Officials in Missouri, Kansas and Oklahoma had declared states of emergency. President George W. Bush declared an emergency in Oklahoma yesterday, ordering federal aid to supplement state and local response efforts.
A shell of ice as much as 2.5-cm thick covered trees, power lines, streets and car windshields Monday in parts of Oklahoma and Missouri, with thinner layers elsewhere.About the same amount of ice was expected yesterday over parts of Iowa, followed by up to 13 cm of sleet and snow.
"This is a big one. We've got a massive situation here and it's probably going to be a week to 10 days before we get power on to everybody," said a spokesman for Public Service Company of Oklahoma. "It looks like a war zone."

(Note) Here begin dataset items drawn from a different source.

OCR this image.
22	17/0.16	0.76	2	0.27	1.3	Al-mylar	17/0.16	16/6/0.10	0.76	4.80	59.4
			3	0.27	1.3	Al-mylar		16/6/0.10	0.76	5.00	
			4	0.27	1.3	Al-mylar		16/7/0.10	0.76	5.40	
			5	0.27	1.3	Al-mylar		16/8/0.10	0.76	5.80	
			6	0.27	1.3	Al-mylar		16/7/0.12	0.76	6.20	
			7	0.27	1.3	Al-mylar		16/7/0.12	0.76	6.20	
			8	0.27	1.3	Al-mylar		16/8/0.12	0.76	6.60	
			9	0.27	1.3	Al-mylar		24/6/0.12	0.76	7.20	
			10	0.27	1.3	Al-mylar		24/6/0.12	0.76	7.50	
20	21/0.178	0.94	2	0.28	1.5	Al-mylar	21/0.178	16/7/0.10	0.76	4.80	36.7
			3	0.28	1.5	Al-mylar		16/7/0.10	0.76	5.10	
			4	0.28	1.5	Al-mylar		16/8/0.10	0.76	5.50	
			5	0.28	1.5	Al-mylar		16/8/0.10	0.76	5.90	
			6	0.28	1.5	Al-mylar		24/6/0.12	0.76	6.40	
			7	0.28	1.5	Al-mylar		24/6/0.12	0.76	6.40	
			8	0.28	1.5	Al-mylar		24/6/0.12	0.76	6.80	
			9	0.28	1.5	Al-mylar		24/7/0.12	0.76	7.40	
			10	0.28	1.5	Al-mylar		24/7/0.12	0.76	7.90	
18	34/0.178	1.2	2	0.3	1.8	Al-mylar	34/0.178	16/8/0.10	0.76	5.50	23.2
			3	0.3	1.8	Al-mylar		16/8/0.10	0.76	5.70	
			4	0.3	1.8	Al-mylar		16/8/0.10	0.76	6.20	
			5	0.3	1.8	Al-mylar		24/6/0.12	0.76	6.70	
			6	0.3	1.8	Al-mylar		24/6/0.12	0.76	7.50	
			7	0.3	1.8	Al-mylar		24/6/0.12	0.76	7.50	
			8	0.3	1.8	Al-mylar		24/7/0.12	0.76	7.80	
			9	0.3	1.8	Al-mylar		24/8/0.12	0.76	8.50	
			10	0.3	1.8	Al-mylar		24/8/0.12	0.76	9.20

Nearly 600,000 Oklahoma homes and businesses still had no electricity yesterday.
Utilities in Missouri reported about 170,000 homes and businesses without power. Outages elsewhere affected more than 100,000 customers in Kansas, more than 60,000 in Iowa and nearly 18,000 in Illinois.
Des Moines International Airport closed because of ice late Monday and most of yesterday. More travellers were grounded at Chicago's O'Hare International Airport, where about 250 flights were cancelled yesterday morning.At least 23 deaths - most of them in traffic accidents - had been blamed on the ice and cold since the weekend, including 15 in Oklahoma, four in Kansas, three in Missouri and one in Nebraska.